Conventionally, exercise therapy is recommended and directed by the physical therapist by way of in-person interactions. In-person healthcare delivery is prone to challenges of access to which can be as a result of costs[12] and geographical remoteness,[13] especially in rural areas.[14] Recently, in-person healthcare delivery is hamstrung by social distancing measures which are a fall out of the coronavirus disease 2019 (COVID-19) global pandemic.[15] Furthermore, the effectiveness of the traditional approach to implementing exercise programs is largely dependent on the skills and expertise of the therapists[16] and patients' adherence to intervention.[17] Thus, the need for innovative platforms that will help improve access and encourage standardized self-management for patients with knee OA.

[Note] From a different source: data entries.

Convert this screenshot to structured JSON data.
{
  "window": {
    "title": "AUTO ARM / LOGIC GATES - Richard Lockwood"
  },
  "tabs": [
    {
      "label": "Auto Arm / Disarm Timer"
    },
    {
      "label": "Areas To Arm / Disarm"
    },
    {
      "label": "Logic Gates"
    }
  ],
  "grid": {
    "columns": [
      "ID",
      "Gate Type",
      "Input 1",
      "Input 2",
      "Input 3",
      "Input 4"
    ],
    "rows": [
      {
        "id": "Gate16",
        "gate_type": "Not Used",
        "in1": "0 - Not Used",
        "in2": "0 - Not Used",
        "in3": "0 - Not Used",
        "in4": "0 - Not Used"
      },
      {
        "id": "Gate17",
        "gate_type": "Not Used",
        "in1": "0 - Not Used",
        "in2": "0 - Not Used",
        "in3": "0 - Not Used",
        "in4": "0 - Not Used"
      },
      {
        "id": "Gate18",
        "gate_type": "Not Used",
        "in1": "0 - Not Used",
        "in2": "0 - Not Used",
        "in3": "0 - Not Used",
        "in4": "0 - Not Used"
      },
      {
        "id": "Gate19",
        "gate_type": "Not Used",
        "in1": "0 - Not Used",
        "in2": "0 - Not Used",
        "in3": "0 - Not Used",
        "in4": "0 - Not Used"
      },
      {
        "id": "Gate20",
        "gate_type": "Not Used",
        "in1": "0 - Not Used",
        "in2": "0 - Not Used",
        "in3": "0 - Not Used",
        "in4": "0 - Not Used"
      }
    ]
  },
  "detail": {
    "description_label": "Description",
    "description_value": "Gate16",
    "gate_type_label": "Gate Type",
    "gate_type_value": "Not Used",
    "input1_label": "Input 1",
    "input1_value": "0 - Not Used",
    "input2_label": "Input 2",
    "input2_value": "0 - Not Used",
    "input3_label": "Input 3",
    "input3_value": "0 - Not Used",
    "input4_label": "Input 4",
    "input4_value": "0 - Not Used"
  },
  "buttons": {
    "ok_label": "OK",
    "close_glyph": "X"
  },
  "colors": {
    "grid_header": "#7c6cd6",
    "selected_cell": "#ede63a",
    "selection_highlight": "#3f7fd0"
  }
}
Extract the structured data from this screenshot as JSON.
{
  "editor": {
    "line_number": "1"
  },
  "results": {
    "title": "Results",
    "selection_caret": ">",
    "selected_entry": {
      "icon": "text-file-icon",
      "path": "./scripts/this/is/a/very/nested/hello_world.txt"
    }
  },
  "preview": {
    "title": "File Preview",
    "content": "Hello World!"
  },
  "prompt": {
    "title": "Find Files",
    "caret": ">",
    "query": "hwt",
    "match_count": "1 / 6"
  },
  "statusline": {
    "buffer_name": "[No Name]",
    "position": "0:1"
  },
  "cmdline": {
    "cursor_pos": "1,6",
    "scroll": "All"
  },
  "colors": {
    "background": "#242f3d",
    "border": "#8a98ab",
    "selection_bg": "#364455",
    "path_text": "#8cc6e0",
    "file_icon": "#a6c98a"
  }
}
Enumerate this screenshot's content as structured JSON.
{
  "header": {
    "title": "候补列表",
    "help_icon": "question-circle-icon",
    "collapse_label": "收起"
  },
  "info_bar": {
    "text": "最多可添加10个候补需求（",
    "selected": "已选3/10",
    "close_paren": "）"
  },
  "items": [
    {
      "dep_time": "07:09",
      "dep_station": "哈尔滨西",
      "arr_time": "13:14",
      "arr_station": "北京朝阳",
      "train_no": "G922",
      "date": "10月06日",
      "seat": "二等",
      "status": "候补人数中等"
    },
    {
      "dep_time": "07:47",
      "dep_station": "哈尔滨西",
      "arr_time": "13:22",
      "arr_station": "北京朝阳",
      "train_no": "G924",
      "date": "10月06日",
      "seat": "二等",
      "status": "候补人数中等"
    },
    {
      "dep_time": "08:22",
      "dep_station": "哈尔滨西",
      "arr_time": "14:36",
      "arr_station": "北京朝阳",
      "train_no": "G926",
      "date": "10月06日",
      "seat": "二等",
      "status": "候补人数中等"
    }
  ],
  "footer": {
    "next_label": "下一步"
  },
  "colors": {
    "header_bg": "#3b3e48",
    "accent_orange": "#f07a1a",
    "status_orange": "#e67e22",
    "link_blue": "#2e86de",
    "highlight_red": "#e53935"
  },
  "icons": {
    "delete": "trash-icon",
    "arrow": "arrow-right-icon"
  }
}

Telerehabilitation has been recommended as potential solution to bridge service delivery gap, especially in geographically remote areas with shortage of healthcare personnel and the challenge of access to physical therapy.[18] Digital platforms such as mobile applications (apps), web apps, virtual reality games, and video programs have been recommended as effective to improving access to rehabilitation services.[19] Video-based programs seem much feasible for use in resource-limited settings, as dependence on internet supply will be limited, especially in countries such as Nigeria.[20]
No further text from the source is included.